CHAPTER 01.03: SOURCE OF ERROR: Round-off Error
In this segment we're going to talk about round-off errors. There are several possibilities of error whenever you're going to use numerical methods, but we want to concentrate here on just two errors, one is the round-off error and the other is the truncation error. So those are the sources of error which we are going to talk about, because those are the ones which are coming from something on which you may or may not have as much control as other errors, like for example if you have made a mistake in programming, or if your logic is wrong, those are not the kind of errors which we are talking about when we talk about numerical methods. So you're going to have two sources of error, which you are going to have. One is round-off error and the other one is called truncation error. And let's go ahead and concentrate on what round-off error is.

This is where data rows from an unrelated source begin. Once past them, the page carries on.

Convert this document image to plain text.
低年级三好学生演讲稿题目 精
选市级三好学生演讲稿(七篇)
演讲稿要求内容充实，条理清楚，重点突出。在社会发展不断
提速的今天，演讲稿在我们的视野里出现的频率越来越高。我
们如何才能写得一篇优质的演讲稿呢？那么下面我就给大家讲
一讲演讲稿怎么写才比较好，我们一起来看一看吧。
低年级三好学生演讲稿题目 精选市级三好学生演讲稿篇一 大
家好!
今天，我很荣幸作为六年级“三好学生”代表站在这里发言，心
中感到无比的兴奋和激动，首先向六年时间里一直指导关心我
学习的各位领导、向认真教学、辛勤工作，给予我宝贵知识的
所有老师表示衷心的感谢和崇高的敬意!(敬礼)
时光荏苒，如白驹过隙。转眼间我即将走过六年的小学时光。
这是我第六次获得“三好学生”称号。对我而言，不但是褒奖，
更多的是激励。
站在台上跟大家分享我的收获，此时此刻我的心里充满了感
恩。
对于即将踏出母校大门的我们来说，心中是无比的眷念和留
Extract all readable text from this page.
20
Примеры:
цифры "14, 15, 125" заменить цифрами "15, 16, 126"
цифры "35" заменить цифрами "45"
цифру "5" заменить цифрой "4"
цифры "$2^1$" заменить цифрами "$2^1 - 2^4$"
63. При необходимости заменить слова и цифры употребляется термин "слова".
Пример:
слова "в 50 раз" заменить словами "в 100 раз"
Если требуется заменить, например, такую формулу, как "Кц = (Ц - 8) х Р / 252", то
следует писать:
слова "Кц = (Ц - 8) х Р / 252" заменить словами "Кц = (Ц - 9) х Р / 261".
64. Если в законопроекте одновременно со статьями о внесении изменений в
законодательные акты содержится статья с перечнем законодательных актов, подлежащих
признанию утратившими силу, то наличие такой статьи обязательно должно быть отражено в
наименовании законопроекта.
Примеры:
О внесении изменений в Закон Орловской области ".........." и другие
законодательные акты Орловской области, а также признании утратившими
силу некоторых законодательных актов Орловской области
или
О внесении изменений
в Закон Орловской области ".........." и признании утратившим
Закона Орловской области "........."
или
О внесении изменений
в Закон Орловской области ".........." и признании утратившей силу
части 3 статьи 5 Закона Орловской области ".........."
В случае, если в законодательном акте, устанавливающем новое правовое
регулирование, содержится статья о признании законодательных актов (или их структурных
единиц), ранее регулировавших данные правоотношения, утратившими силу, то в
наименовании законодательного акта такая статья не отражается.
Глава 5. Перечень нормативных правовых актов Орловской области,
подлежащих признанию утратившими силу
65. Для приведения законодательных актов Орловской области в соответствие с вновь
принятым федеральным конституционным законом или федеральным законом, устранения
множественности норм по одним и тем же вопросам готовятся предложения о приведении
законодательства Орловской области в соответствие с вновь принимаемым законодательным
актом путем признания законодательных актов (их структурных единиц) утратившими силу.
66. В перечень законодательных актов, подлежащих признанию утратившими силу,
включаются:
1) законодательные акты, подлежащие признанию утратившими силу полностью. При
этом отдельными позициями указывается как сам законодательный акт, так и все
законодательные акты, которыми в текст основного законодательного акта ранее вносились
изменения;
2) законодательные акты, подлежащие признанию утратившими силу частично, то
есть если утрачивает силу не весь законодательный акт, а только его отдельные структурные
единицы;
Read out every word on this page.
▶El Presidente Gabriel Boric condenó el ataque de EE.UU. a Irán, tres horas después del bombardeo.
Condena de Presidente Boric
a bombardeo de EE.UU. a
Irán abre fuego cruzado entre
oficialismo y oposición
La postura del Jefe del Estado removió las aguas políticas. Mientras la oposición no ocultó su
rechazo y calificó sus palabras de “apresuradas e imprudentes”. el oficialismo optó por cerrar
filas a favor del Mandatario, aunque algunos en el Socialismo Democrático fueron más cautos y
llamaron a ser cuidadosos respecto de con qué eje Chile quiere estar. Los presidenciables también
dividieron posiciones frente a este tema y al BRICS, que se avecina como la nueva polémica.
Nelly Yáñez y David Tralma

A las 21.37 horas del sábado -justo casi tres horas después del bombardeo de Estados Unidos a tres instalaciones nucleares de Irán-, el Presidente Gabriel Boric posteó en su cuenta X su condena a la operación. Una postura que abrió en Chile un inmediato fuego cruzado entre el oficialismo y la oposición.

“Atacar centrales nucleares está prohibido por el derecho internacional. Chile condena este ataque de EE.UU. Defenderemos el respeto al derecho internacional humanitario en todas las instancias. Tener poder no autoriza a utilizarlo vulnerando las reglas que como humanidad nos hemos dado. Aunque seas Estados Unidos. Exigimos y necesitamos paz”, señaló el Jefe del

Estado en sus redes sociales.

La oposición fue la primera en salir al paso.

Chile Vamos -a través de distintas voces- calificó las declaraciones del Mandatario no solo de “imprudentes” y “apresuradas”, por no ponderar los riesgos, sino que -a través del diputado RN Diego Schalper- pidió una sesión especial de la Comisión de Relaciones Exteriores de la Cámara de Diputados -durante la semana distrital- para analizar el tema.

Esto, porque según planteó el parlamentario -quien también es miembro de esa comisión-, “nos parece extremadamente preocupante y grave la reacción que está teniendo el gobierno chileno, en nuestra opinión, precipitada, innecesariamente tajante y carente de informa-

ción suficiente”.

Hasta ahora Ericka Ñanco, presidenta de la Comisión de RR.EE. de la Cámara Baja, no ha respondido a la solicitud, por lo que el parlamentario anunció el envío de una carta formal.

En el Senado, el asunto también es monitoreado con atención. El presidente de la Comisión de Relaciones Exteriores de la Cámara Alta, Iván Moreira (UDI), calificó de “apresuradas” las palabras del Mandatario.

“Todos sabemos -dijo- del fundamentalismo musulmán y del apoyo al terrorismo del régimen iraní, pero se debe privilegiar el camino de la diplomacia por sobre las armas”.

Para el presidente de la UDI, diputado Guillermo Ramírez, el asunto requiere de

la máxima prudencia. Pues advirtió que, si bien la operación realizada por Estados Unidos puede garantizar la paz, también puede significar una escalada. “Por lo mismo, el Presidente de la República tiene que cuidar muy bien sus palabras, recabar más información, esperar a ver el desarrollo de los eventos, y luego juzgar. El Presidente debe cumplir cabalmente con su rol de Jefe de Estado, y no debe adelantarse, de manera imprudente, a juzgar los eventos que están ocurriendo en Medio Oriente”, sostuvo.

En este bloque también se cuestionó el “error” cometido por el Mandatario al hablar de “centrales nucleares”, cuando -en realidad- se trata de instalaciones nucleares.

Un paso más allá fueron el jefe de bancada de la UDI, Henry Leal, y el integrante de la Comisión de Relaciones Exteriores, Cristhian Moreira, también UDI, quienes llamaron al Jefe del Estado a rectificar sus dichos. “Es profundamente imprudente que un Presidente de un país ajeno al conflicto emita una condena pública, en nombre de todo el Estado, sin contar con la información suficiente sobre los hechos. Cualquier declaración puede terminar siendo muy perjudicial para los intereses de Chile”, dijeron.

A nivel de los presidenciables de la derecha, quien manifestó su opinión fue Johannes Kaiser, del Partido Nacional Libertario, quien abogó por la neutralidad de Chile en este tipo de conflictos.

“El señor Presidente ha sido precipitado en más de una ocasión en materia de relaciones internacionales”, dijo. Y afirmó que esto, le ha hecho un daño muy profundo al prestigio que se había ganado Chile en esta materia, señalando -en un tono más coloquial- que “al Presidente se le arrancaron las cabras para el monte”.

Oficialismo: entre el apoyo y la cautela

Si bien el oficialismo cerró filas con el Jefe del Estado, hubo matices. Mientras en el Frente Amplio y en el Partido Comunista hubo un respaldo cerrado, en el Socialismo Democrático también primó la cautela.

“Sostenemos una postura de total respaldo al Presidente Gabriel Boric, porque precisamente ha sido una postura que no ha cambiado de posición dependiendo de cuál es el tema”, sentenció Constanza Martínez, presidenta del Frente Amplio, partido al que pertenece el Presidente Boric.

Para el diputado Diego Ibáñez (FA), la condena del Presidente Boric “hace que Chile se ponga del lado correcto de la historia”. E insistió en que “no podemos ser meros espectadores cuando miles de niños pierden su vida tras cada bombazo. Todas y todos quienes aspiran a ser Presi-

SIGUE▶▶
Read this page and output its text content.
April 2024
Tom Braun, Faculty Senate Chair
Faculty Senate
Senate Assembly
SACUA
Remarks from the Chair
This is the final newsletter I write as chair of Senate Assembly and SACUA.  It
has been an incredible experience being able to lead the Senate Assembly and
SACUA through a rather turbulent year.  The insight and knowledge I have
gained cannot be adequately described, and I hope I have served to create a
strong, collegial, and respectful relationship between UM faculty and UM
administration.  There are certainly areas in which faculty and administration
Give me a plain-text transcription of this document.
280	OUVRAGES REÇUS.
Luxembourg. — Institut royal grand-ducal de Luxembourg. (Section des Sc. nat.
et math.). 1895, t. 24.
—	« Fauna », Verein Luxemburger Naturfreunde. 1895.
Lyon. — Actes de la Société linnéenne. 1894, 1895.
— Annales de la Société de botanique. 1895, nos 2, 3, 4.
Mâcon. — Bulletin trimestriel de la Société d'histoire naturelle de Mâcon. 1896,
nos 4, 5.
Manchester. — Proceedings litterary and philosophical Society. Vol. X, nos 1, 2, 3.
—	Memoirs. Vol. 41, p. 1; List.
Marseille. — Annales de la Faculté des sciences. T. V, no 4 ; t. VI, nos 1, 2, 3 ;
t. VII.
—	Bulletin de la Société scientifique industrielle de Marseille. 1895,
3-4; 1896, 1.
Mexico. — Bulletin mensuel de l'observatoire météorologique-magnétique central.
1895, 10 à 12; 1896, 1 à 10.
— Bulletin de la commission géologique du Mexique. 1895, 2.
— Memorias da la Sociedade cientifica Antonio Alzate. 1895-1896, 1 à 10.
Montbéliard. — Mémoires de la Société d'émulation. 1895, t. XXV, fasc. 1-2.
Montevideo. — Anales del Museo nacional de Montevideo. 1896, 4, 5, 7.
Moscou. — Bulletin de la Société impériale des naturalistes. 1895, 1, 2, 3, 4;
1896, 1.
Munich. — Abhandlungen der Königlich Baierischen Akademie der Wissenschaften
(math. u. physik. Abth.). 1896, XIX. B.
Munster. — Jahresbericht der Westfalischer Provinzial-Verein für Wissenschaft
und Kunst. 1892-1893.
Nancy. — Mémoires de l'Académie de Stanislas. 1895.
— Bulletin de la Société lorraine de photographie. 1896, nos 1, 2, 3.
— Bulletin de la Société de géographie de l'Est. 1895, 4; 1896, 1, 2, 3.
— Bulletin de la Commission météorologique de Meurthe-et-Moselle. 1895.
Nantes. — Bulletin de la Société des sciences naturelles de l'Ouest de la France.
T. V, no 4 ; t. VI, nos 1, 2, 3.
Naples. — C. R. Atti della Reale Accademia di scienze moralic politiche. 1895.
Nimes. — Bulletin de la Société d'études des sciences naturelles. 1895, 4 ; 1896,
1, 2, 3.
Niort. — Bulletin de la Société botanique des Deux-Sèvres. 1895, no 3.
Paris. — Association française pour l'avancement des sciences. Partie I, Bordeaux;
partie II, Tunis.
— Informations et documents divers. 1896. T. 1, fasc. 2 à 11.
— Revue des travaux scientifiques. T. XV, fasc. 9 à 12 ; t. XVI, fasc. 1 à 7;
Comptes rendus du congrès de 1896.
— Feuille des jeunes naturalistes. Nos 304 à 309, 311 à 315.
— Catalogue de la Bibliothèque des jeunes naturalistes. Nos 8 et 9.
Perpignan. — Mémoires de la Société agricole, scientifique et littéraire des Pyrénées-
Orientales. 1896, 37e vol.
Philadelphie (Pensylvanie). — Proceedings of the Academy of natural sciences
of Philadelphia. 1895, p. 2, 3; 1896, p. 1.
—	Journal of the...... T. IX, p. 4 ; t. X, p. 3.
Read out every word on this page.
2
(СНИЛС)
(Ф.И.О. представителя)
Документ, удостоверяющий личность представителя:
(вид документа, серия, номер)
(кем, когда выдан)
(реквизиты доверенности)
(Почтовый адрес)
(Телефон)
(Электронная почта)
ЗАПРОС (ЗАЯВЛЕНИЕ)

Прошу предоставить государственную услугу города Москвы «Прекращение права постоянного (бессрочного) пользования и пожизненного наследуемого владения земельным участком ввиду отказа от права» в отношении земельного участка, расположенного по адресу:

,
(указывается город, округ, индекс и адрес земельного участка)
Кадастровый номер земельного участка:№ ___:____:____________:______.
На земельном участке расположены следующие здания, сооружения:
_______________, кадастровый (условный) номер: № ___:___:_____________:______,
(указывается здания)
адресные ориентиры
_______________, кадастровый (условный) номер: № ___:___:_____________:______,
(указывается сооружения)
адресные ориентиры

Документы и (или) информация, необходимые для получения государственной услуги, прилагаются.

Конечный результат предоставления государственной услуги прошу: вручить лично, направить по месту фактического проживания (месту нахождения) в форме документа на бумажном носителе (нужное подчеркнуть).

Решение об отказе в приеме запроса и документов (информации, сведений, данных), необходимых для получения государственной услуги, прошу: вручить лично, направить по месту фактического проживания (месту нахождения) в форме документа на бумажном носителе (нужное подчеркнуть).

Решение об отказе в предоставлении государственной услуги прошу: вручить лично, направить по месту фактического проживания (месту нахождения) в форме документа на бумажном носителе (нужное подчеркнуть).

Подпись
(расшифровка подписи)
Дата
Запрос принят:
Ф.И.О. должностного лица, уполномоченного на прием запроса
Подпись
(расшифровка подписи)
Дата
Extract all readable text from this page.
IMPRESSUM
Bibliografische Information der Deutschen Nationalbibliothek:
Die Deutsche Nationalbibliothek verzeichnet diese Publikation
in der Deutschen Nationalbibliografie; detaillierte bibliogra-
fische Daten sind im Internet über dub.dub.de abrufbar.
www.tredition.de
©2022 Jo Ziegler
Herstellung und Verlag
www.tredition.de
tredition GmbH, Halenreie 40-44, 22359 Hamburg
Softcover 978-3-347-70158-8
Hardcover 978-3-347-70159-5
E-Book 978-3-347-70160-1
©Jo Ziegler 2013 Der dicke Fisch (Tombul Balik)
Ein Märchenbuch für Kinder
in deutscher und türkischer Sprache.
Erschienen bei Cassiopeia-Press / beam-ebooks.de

Now round-off error is defined as follows, it is basically the error which comes from . . . so error created due to approximate representation of numbers. So the round-off error is simply the error created by the approximate representation of numbers, because in a computer you'll be able to only represent a number only so approximately. For example, if you have a number like 1 divided by 3, and you had a six significant digit computer let's suppose in the decimal notation, then this can be only approximated as 0.333333 a simple rational number like 1 divided by 3 cannot be written exactly in the decimal format. So the amount of round-off error which you are getting here is the difference between the value of 1 divided by 3 and the value of 0.333333. So in this case, this error is 0.0000003333 and so on and so forth. You're going to get similar round-off errors from other numbers also, like, you may have pi, that also cannot be represented exactly, even in a decimal format, and then square root of 2, things like that. So you're finding out there are many, many numbers, individual numbers, like 1 divided by 3, or pi, or square root of 2, which cannot be represented exactly in a computer. So that's why this creates the round-off error, the round-off error is the difference between what you want to, what you want to be able to approximate, of what you want to be able to denote, and what you are able to get as its approximation. So that's the, that's what we call as round-off error. So that's the end of this particular segment here.